Women have an increased risk of developing Alzheimer’s disease compared with men, especially after going through menopause. This may be due to declines in the hormone oestrogen, which regulates energy production and inflammation in the brain. As such, HRT has emerged as a potential tool for mitigating Alzheimer’s risk after menopause. But studies on its effectiveness have shown mixed results.
So Fnu Vaibhav at Pandit Bhagwat Dayal Sharma University of Health Sciences in India and his colleagues analysed incidences of Alzheimer’s disease across 53 studies, totalling more than 8.4 million people. All of the participants were post-menopausal.
They found in randomised-controlled trials, participants on HRT had, on average, a 38 per cent greater risk of developing Alzheimer’s than those who weren’t. But that wasn’t the case with observational studies, which showed a 22 per cent lower risk of Alzheimer’s disease among those taking HRT.
Vaibhav, who presented these results on 15 September at a meeting of the American Neurological Association in Maryland, says the stark contrast probably comes down to age. Most participants in the randomised-controlled trials were 65 years or older, whereas those in observational studies tended to be younger, he says. Further analysis showed, on average, those who started HRT within five years of menopause had a 32 per cent lower risk of Alzheimer’s disease across follow-up periods that ranged from five years in some studies to a person’s lifetime until death in others.
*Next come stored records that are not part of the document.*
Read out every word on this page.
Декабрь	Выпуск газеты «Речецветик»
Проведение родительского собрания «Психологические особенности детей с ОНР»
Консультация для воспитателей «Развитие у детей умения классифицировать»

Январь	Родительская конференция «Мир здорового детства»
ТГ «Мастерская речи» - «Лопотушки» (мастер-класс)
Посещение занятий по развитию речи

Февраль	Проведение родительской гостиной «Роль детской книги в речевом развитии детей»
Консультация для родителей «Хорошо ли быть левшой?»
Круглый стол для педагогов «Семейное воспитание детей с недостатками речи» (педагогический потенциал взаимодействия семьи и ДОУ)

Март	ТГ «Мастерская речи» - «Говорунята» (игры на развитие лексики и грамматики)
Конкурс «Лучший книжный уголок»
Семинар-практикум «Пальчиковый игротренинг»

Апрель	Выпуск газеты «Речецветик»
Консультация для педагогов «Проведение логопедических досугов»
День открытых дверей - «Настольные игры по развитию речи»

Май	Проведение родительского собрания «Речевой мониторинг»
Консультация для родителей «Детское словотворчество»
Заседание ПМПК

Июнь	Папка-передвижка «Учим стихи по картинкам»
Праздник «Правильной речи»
“This menopausal transition is actually a neurological transition,” says Roberta Brinton at the University of Arizona, who wasn’t involved with the research. As oestrogen levels drop, the brain must find new ways of producing energy. Some evidence suggests the brain may cannibalise itself, using compounds important for maintaining brain function as fuel, potentially driving neurodegeneration. Initiating HRT during menopause or soon after may stop this shift, says Brinton. But if the brain has already made this transition, it may be too late for HRT to have an effect, she says.
“We need more studies to find out the solution to this confusion,” says Vaibhav. Without a clearer understanding of HRT’s effects, “women might be missing out on the benefits, or women might be at harm”, he says.